ReplyDeleteThe author of this opinion statement is wrong in the remainder of his or her argument. Yes, pursuit and support of freedom of the individual is a civilized and humane goal.
The devil is in the details. The author mostly ignores that.
Freedom does not encompass the tolerance of any belief system that prohibits freedom, such as the "Jihad speakers" and their silent partners.
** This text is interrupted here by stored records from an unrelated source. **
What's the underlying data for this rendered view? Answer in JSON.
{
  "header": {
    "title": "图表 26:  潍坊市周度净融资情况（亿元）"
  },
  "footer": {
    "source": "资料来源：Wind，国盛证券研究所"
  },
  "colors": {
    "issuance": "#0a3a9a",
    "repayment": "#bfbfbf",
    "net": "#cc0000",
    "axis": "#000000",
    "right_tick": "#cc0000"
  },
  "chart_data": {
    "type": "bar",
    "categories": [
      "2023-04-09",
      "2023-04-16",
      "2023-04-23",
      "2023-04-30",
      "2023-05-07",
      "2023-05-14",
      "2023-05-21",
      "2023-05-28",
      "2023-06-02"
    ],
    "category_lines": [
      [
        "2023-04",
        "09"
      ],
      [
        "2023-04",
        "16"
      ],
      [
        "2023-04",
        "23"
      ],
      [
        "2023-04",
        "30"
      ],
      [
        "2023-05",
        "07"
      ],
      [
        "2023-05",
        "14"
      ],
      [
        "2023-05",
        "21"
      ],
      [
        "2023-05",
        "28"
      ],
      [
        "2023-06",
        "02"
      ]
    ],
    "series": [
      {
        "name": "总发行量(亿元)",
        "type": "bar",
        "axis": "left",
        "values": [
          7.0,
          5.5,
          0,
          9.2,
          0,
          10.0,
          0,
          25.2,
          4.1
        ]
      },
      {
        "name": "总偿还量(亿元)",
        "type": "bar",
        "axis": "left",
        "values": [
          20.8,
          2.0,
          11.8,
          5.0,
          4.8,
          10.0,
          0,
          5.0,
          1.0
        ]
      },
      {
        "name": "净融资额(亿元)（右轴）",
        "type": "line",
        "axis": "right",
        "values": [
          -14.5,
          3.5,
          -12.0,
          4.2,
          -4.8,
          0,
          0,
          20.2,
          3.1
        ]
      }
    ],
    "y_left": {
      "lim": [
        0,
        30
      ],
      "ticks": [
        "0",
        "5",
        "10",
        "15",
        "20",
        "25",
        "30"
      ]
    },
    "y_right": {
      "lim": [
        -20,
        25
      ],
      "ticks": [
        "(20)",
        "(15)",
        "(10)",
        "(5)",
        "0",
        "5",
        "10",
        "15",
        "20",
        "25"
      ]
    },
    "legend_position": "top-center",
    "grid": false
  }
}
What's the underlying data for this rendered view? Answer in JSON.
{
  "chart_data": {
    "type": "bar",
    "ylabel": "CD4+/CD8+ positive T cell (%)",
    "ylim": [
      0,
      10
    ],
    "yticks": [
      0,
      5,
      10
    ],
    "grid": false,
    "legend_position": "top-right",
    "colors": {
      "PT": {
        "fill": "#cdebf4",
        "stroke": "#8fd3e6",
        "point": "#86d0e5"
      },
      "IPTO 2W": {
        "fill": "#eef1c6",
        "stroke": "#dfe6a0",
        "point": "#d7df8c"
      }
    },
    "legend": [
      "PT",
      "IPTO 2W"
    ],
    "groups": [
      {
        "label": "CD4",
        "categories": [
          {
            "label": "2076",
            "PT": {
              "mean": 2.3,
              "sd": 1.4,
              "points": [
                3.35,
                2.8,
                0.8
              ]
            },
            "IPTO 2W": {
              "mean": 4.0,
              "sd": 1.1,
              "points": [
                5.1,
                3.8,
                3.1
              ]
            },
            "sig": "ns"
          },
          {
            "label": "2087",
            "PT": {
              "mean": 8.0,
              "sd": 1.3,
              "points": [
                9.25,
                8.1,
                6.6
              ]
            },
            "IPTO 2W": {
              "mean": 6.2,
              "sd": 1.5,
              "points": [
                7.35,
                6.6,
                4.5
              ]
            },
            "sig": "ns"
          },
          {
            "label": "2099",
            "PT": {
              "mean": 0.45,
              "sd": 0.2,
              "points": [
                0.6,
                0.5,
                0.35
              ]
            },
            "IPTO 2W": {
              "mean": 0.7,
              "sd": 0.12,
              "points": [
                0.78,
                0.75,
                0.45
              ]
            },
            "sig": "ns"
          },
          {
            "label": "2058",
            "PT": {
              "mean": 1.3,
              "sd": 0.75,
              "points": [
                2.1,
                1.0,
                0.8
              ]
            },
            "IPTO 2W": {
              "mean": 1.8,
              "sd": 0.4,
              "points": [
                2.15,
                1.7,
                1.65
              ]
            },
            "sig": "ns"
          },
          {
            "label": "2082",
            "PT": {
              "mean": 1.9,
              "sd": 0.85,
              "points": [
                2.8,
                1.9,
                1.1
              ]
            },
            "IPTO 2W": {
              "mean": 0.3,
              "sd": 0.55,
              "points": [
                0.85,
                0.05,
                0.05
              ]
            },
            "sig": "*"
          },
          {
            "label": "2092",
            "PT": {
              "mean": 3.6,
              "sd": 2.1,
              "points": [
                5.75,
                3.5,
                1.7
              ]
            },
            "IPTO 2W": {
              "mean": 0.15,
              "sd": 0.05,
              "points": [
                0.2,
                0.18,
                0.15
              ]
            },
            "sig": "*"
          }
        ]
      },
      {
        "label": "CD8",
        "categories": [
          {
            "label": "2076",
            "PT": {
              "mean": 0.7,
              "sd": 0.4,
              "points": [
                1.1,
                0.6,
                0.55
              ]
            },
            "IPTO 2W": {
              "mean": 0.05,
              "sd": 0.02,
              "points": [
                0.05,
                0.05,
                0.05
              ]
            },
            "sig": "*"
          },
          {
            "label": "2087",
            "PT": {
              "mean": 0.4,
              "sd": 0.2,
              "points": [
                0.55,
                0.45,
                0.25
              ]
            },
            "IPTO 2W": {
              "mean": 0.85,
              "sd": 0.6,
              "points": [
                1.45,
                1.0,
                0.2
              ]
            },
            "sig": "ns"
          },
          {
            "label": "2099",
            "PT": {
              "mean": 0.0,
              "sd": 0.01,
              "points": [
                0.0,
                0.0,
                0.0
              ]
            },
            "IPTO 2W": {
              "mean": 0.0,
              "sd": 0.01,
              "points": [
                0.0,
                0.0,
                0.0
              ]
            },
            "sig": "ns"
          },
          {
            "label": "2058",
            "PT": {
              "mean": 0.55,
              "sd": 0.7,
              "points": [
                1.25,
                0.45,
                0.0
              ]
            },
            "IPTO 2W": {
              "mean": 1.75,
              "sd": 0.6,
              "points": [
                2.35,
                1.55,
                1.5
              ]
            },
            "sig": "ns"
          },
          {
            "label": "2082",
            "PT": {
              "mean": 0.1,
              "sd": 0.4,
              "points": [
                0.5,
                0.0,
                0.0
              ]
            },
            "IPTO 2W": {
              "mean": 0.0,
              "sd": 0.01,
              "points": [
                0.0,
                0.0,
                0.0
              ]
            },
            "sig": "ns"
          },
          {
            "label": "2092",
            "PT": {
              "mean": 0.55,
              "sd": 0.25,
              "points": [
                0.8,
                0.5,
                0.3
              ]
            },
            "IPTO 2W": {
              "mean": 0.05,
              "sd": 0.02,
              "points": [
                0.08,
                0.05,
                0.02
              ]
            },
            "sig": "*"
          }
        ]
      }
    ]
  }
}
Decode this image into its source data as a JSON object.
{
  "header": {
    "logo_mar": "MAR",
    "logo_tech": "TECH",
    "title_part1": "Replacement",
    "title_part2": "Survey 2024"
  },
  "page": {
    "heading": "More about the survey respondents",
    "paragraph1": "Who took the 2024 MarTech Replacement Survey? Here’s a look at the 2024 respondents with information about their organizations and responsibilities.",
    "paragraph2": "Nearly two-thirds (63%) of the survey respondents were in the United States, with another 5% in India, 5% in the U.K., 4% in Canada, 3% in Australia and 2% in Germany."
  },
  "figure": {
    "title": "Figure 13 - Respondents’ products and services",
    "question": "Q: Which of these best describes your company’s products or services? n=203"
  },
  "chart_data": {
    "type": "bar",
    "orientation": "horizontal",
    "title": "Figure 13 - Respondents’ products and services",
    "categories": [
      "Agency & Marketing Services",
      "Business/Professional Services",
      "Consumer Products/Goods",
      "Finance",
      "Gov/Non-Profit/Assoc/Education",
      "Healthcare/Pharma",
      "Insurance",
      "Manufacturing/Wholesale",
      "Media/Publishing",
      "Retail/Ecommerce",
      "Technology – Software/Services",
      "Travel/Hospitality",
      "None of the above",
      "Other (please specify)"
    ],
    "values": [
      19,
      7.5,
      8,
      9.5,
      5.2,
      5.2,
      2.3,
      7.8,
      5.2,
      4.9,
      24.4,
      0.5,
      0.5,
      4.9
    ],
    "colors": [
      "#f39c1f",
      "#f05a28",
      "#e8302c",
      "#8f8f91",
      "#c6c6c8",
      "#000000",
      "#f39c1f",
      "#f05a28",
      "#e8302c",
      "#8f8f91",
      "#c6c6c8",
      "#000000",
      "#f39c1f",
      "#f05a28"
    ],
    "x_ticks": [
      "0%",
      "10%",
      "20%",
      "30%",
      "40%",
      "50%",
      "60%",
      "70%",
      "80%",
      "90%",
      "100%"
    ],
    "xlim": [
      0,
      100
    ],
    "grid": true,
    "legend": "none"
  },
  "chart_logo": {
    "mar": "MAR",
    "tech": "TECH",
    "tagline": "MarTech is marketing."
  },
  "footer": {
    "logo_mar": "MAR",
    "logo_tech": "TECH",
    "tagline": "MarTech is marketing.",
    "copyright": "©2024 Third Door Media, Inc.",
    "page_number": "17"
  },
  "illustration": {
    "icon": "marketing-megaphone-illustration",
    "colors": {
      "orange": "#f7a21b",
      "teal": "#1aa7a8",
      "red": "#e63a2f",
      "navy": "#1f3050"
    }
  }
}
Freedom "ought" to be organized as a system that promotes, in a real sense, freedom of opportunity.
This does not mean equality of opportunity, for we know from scientific research accumulated over decades that - however we categorize peoples - these categories well exhibit bell curves of ability and other human characteristics that have significantly different means and different standard deviations, each from the other.
This pursuit of freedom of opportunity (not equality of opportunity) does not mean equality of outcomes, either. Recognize the bell curve research, and the author is proven wrong.
Freedom is not an absolute goal: we are familiar with some of its limits: we are not free to shout "fire" in a crowded theater. Free people are neither free nor obligated to embrace a belief system (and its policies) that seeks to eliminate the freedom of all other systems.
This is the detail that is omitted: one may rightly say that a point in every direction is no point at all.
The author of this opinion piece directs the reader to consider that, historically, Christianity has been the force that has stopped, and then reduced, the spread of Islam, a system that seeks to destroy all other systems, including Christianity.
The author fails to suggest any alternative to Christianity except some vague ideal of multiculturalism, some vague pursuit of freedom. These are not useful organizing principles. Freedom is, at its base, a concept of individual potentials. Multiculturalism, carried to its extremes, is anathema to individual freedom.